Super bonus: Oh, John. Completely John. I like them both, but I like John best.

Triple super bonus: For a long, long time, I thought I would never get over Christopher Eccleston, and then Human Nature/Family of the Blood happened, and I realized that David Tennant owned my whole heart. Series 3 is my favorite and, bucking the general trend, Martha is my favorite companion, although Donna Noble has gained siginificantly. Rose, who I loved for so SO long, grew markedly less awesome when her whole plot became will she come back/won't she, will she and the Doctor/won't they. I still miss Jackie, Mickey, and Pete though. ESPECIALLY Jackie.

Oooof. This is a lengthy post. I hope you all will forgive me my wordiness.


[1] Well, it was little more complicated than that but yes.

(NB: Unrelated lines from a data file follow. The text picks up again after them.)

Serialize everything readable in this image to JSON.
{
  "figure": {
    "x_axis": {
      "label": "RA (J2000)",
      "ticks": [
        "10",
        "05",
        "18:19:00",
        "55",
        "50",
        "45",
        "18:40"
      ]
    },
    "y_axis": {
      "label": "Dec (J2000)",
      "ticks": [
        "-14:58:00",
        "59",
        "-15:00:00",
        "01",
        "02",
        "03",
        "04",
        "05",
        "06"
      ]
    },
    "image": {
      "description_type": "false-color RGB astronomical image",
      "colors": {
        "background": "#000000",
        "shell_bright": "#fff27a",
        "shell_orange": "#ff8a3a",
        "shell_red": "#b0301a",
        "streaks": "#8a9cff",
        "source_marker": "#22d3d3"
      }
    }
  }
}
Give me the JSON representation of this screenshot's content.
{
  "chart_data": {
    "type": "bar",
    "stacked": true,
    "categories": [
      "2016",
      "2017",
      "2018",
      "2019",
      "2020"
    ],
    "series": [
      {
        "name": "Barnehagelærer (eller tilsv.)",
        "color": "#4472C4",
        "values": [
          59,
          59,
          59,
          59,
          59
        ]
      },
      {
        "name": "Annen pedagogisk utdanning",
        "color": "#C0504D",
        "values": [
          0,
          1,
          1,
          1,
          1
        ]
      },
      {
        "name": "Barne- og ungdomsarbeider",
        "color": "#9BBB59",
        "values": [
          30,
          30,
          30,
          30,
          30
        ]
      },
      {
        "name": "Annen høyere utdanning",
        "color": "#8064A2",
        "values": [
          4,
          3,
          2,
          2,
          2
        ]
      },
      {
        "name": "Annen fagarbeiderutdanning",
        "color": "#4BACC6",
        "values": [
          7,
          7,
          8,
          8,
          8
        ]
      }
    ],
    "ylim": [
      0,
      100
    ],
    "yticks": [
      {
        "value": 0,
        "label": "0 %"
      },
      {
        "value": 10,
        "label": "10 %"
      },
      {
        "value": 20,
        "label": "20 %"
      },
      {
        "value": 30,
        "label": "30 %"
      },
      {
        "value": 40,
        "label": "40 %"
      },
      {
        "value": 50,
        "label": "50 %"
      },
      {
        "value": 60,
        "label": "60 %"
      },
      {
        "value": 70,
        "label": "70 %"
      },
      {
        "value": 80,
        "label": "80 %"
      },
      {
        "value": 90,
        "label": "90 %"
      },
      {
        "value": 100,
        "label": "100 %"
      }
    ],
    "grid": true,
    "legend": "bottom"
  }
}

That really did happen.
[2] Which is, in case you don't know, the book I get my blogger pseudonym from. Cassandra Mortmain is the book's narrator, and the entire book is written like it's her diary, so it seemed appropriate for a blog.

2 comments:

Unknown said...

I would really like to hear the story of you breaking up with your boyfriend after Auschwitz. Not the way one normally starts stories.

Also, I'm really really excited that you studied in England for a year! Do you mind if I barrage you with all my newbie traveling questions?